Cloudflare on Thursday stated it took steps to disrupt a month-long phishing marketing campaign orchestrated by a Russia-aligned risk actor known as FlyingYeti concentrating on Ukraine.
“The FlyingYeti marketing campaign capitalized on nervousness over the potential lack of entry to housing and utilities by attractive targets to open malicious recordsdata through debt-themed lures,” Cloudflare’s risk intelligence group Cloudforce One stated in a brand new report revealed at present.
“If opened, the recordsdata would end in an infection with the PowerShell malware generally known as COOKBOX, permitting FlyingYeti to assist follow-on targets, akin to set up of further payloads and management over the sufferer’s system.”
FlyingYeti is the denomination utilized by the net infrastructure firm to trace an exercise cluster that the Pc Emergency Response Staff of Ukraine (CERT-UA) is monitoring below the moniker UAC-0149.
Earlier assaults disclosed by the cybersecurity company have concerned using malicious attachments despatched through the Sign instantaneous messaging app to ship COOKBOX, a PowerShell-based malware able to loading and executing cmdlets.
The newest marketing campaign detected by Cloudforce One in mid-April 2024 entails using Cloudflare Employees and GitHub, alongside the exploitation of WinRAR vulnerability tracked as CVE-2023-38831.
The corporate described the risk actor as primarily centered on concentrating on Ukrainian navy entities, including it makes use of dynamic DNS (DDNS) for his or her infrastructure and leverages cloud-based platforms for staging malicious content material and for command-and-control (C2) functions.
The e-mail messages have been noticed using debt restructuring and payment-related lures to entice recipients into clicking on a now-removed GitHub web page (komunalka.github[.]io) that impersonates the Kyiv Komunalka web site and instructs them to obtain a Microsoft Phrase file (“Рахунок.docx”).

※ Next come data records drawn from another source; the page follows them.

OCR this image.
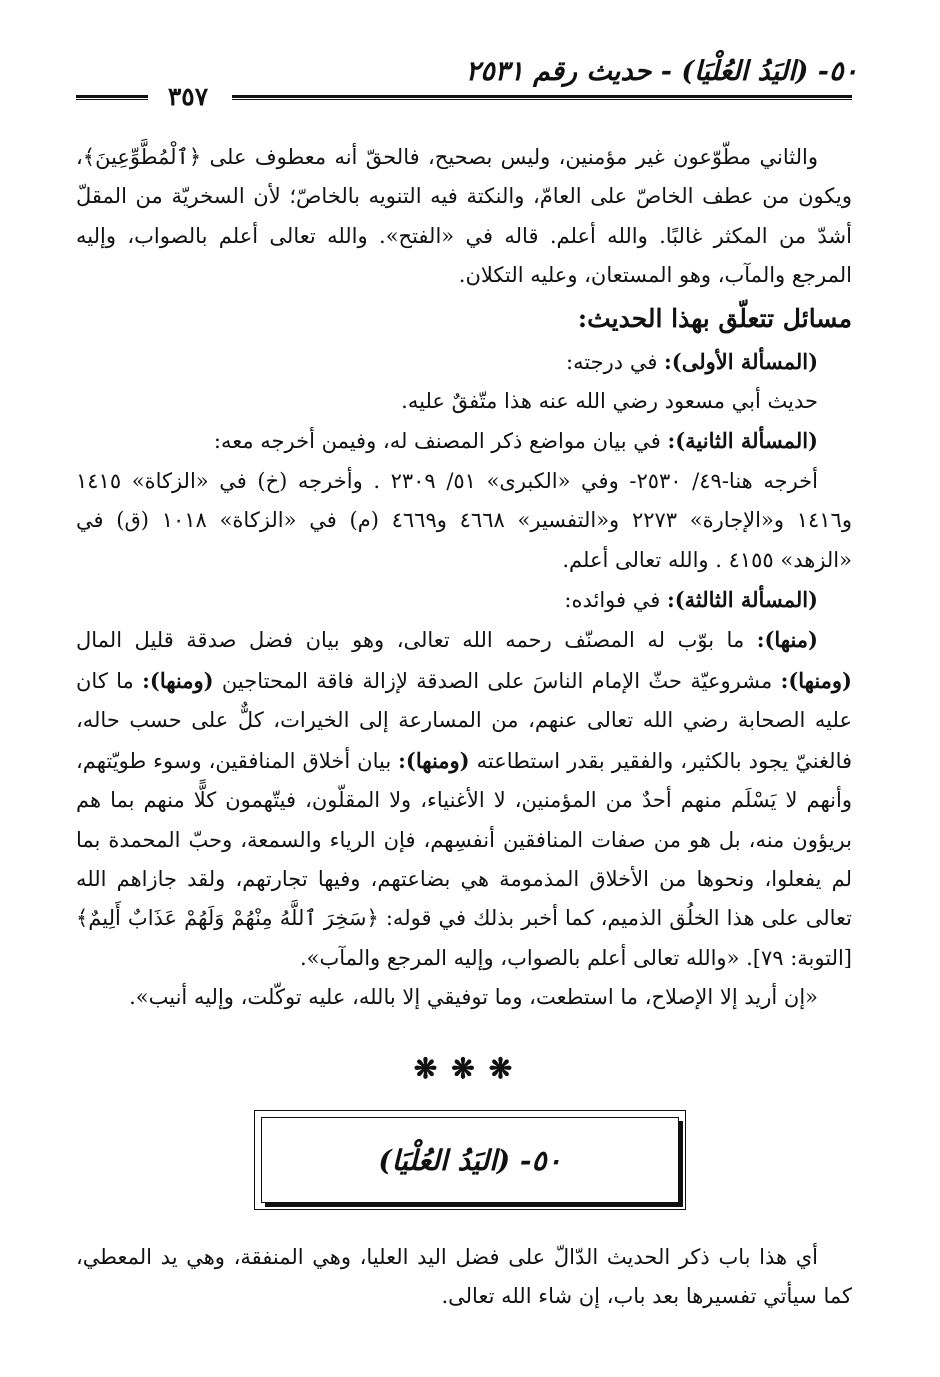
٥٠- (اليَدُ العُلْيَا) - حديث رقم ٢٥٣١
٣٥٧

والثاني مطّوّعون غير مؤمنين، وليس بصحيح، فالحقّ أنه معطوف على ﴿ٱلْمُطَّوِّعِينَ﴾، ويكون من عطف الخاصّ على العامّ، والنكتة فيه التنويه بالخاصّ؛ لأن السخريّة من المقلّ أشدّ من المكثر غالبًا. والله أعلم. قاله في «الفتح». والله تعالى أعلم بالصواب، وإليه المرجع والمآب، وهو المستعان، وعليه التكلان.

مسائل تتعلّق بهذا الحديث:

(المسألة الأولى): في درجته:

حديث أبي مسعود رضي الله عنه هذا متّفقٌ عليه.

(المسألة الثانية): في بيان مواضع ذكر المصنف له، وفيمن أخرجه معه:

أخرجه هنا-٤٩/ ٢٥٣٠- وفي «الكبرى» ٥١/ ٢٣٠٩ . وأخرجه (خ) في «الزكاة» ١٤١٥ و١٤١٦ و«الإجارة» ٢٢٧٣ و«التفسير» ٤٦٦٨ و٤٦٦٩ (م) في «الزكاة» ١٠١٨ (ق) في «الزهد» ٤١٥٥ . والله تعالى أعلم.

(المسألة الثالثة): في فوائده:

(منها): ما بوّب له المصنّف رحمه الله تعالى، وهو بيان فضل صدقة قليل المال (ومنها): مشروعيّة حثّ الإمام الناسَ على الصدقة لإزالة فاقة المحتاجين (ومنها): ما كان عليه الصحابة رضي الله تعالى عنهم، من المسارعة إلى الخيرات، كلٌّ على حسب حاله، فالغنيّ يجود بالكثير، والفقير بقدر استطاعته (ومنها): بيان أخلاق المنافقين، وسوء طويّتهم، وأنهم لا يَسْلَم منهم أحدٌ من المؤمنين، لا الأغنياء، ولا المقلّون، فيتّهمون كلًّا منهم بما هم بريؤون منه، بل هو من صفات المنافقين أنفسِهم، فإن الرياء والسمعة، وحبّ المحمدة بما لم يفعلوا، ونحوها من الأخلاق المذمومة هي بضاعتهم، وفيها تجارتهم، ولقد جازاهم الله تعالى على هذا الخلُق الذميم، كما أخبر بذلك في قوله: ﴿سَخِرَ ٱللَّهُ مِنْهُمْ وَلَهُمْ عَذَابٌ أَلِيمٌ﴾ [التوبة: ٧٩]. «والله تعالى أعلم بالصواب، وإليه المرجع والمآب».

«إن أريد إلا الإصلاح، ما استطعت، وما توفيقي إلا بالله، عليه توكّلت، وإليه أنيب».

❋❋❋
٥٠- (اليَدُ العُلْيَا)

أي هذا باب ذكر الحديث الدّالّ على فضل اليد العليا، وهي المنفقة، وهي يد المعطي، كما سيأتي تفسيرها بعد باب، إن شاء الله تعالى.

However in actuality, clicking on the obtain button within the web page ends in the retrieval of a RAR archive file (“Заборгованість по ЖКП.rar”), however solely after evaluating the HTTP request to a Cloudflare Employee. The RAR file, as soon as launched, weaponizes CVE-2023-38831 to execute the COOKBOX malware.
“The malware is designed to persist on a bunch, serving as a foothold within the contaminated gadget. As soon as put in, this variant of COOKBOX will make requests to the DDNS area postdock[.]serveftp[.]com for C2, awaiting PowerShell cmdlets that the malware will subsequently run,” Cloudflare stated.
The event comes as CERT-UA warned of a spike in phishing assaults from a financially motivated group generally known as UAC-0006 which can be engineered to drop the SmokeLoader malware, which is then used to deploy further malware akin to TALESHOT.
Phishing campaigns have additionally set their sights on European and U.S. monetary organizations to ship a reputable Distant Monitoring and Administration (RMM) software program known as SuperOps by packing its MSI installer inside a trojanized model of the favored Minesweeper recreation.
“Working this program on a pc will present unauthorized distant entry to the pc to third-parties,” CERT-UA stated, attributing it to a risk actor known as UAC-0188.
The disclosure additionally follows a report from Flashpoint, which revealed that Russian superior persistent risk (APT) teams are concurrently evolving and refining their techniques in addition to increasing their concentrating on.
“They’re utilizing new spear-phishing campaigns to exfiltrate information and credentials by delivering malware bought on illicit marketplaces,” the corporate stated final week. “Probably the most prevalent malware households utilized in these spear-phishing campaigns have been Agent Tesla, Remcos, SmokeLoader, Snake Keylogger, and GuLoader.”